Friday, 31 July 2015

And so it begins..

There have always been animals around Stoneback farm. In the olden days every household had one or two cows and some sheep. And cats, lots of cats... And the forest around was full of wildlife, with lots of elks too.
Later came antisocial hens, a rooster called Alexander the Great, rabbits, goats and horses. Two boxer dogs, a hunting dog called Elvira, a cat called Hobie and now Mr. Chip - the Fox terrier have all lived in the family home through the years. Elvira was a rescue dog. Her first home was full of drugs and alcohol so she got a new chance with us. After six months in the country she settled in and out emerged the loveliest dog ever met.

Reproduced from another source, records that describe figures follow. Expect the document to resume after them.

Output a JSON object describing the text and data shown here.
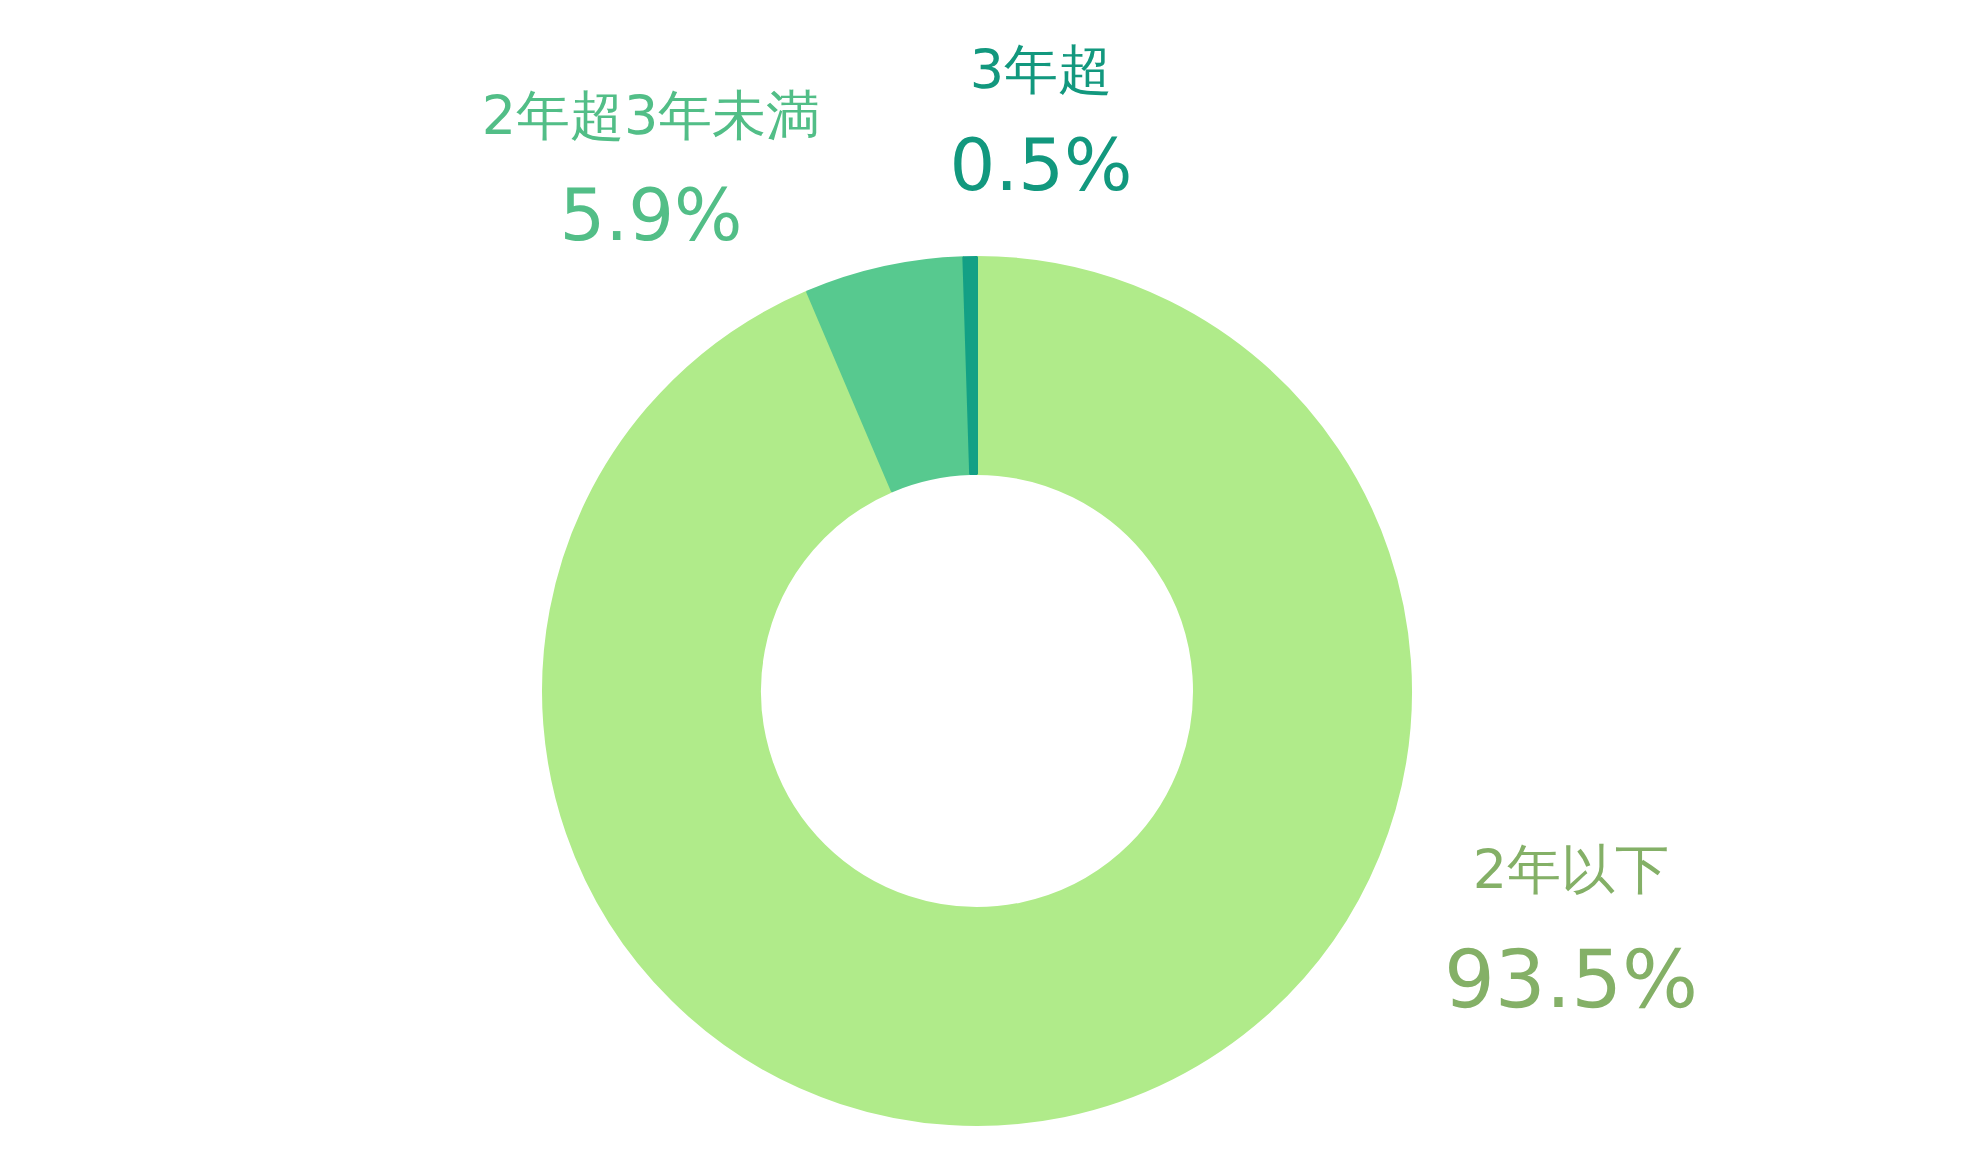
{
  "chart_data": {
    "type": "donut",
    "categories": [
      "2年以下",
      "2年超3年未満",
      "3年超"
    ],
    "values": [
      93.5,
      5.9,
      0.5
    ],
    "colors": [
      "#b0eb8a",
      "#57c98f",
      "#13a085"
    ],
    "value_labels": [
      "93.5%",
      "5.9%",
      "0.5%"
    ],
    "legend": false
  }
}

Hobie the cat was left in the forest and moved in with us one Christmas Eve. He was in a bad way and very cold but after some memorable visits to the vet, he got better and lived with us almost forever. He had time to get to know our old boxer dog Krista, Elvira and lived his last year with Mr. Chip. He was the boss of everyone and we are still recovering from knowing him. (There has never really been serious plans to find a new cat for us...) Cats usually choose their people anyway, so that's something to worry about, I guess.

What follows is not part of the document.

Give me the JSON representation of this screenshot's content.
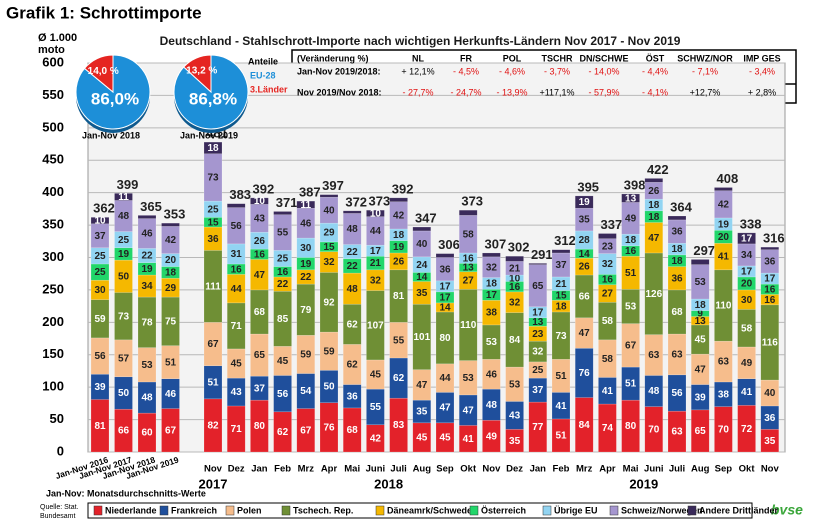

Mr. Chip moved in with us because he needed to get away from home badly. The breeder owner wanted hunting fixated dogs and Mr. Chip is more of a "let's sit in the sofa with a good book" kind of dog and very gentle so not the dog for them. We love him to bits and he loves us back. He also finds long walks and good food to be a crucial part of a good life, as a dog. He's 13 years old this August and still going strong, just a bit slower.

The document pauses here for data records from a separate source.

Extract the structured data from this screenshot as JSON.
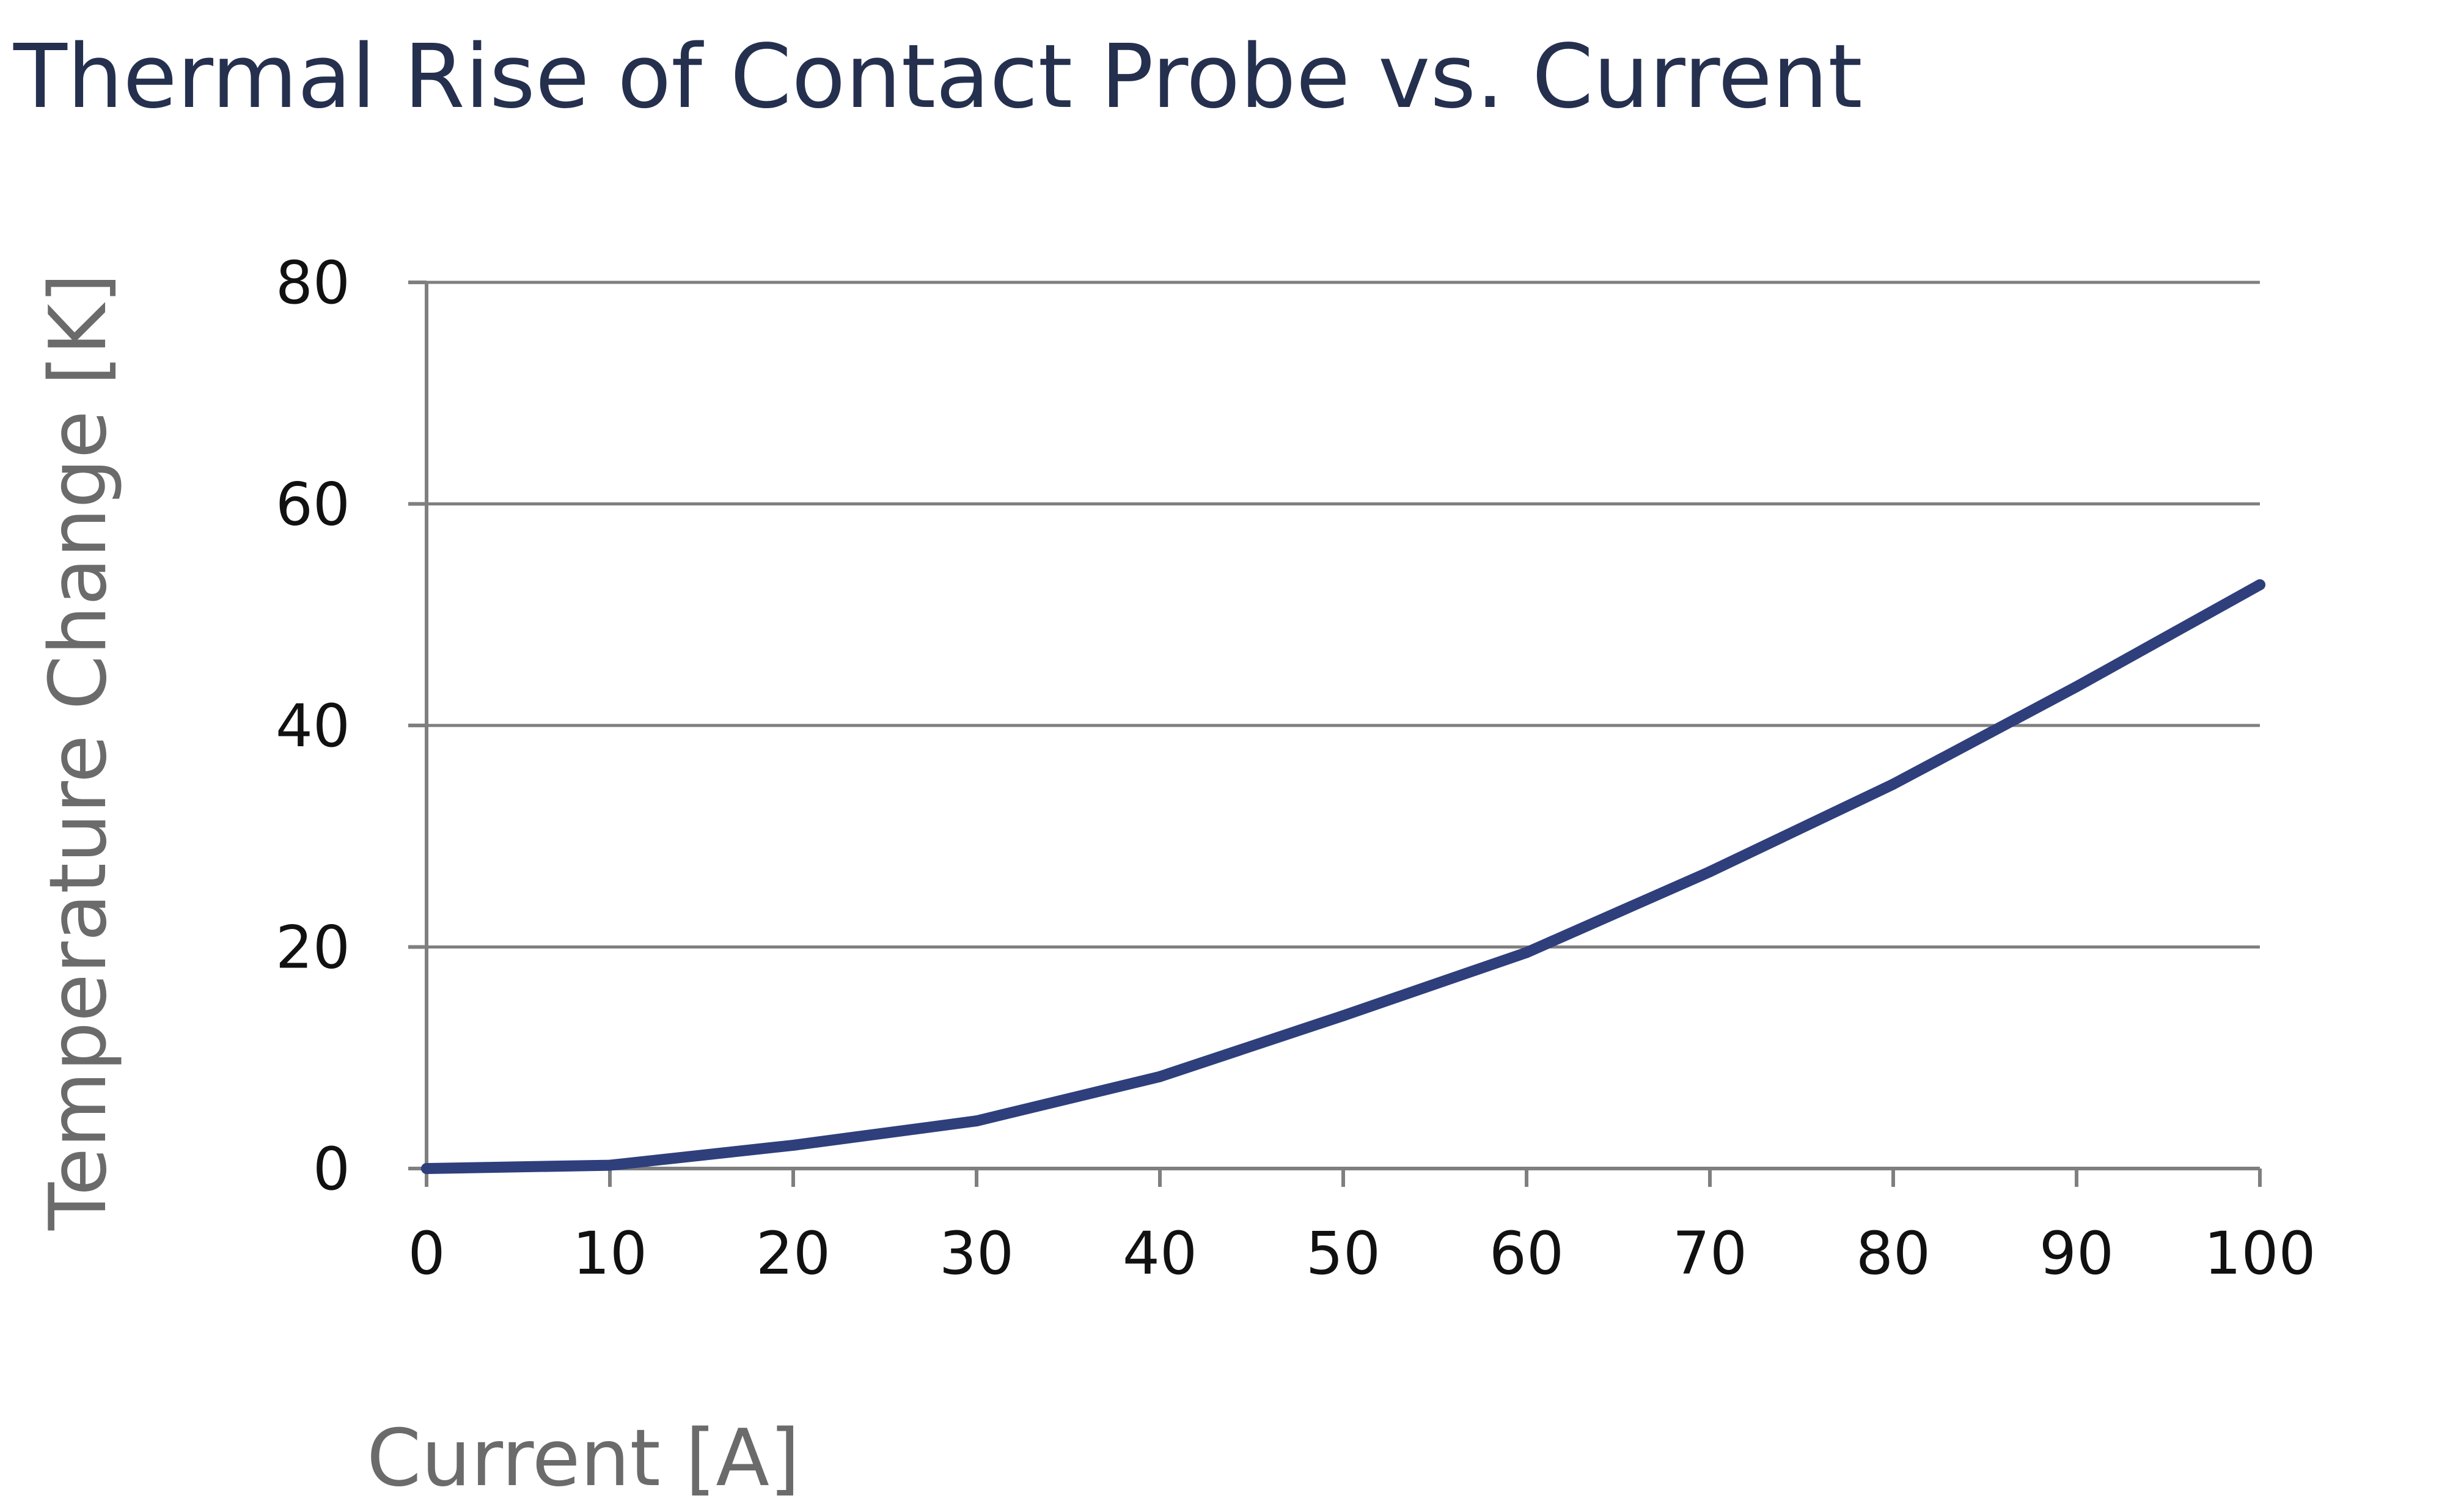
{
  "chart_data": {
    "type": "line",
    "title": "Thermal Rise of Contact Probe vs. Current",
    "xlabel": "Current [A]",
    "ylabel": "Temperature Change [K]",
    "x": [
      0,
      10,
      20,
      30,
      40,
      50,
      60,
      70,
      80,
      90,
      100
    ],
    "series": [
      {
        "values": [
          0,
          0.3,
          2.1,
          4.3,
          8.3,
          13.8,
          19.5,
          26.8,
          34.7,
          43.5,
          52.7
        ],
        "color": "#2e3f7c"
      }
    ],
    "xlim": [
      0,
      100
    ],
    "ylim": [
      0,
      80
    ],
    "xticks": [
      "0",
      "10",
      "20",
      "30",
      "40",
      "50",
      "60",
      "70",
      "80",
      "90",
      "100"
    ],
    "yticks": [
      "0",
      "20",
      "40",
      "60",
      "80"
    ],
    "grid": "horizontal",
    "legend": "none"
  }
}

After the horses went to heaven our small fields have been without four legged friends. The paddocks and fields turned in to lawns, green and tidy ones and it has all been extremely boring looking. We planted fruit trees, made huge borders for all sorts of flowers and got some more berry bushes.
Everything grew and looked groomed but there is a limit to how many lawns the soul can take...
So to liven things up, we got four sheep and some hens to move in with us. Not really with us but in to our nice, clean stable.

Credit: Dasha Dimitrova

Waldemar the rooster and his wife Wilhelmina arrived first. They enjoyed a couple of weeks of peace and quiet in their new home before the chicks flew in. And out and in and ... They were very good at flying and poor Waldemar can't fly. In no time at all he became the fittest rooster in Finland. He's a Plymouth Rock and beautiful in his own right. But his wings are small, symbolic feathery flaps and he is too heavy by far to do a lift off. So he jogs...
We had planned to get three lambs, happy young ones that would grow up with us and find a place in our way of living. Instead four, larger than life sheep, arrived. They were three years old and had plenty of attitude and we fell completely in love with them. They did no such thing, though...
Three of them were petrified balls of wool that saw us as sheep eating monsters. Luckily number four was a bit calmer and loved dry bread more than anything else in life. We gave them new names, as they did not seem to react to their old ones. And so we had Mindy, Mandy, Molly and My staying with us on Stoneback farm.
Now the stable was back as a cheerful, nice smelling place full of rather happy animals. The lawns soon got paths of mud crisscrossing here and there, sheep droppings everywhere and the flower borders got turned over by very eager hens.
Waldemar started waking us up at 3.30am and the hens made messy drops everywhere. Life as we had known it was gone.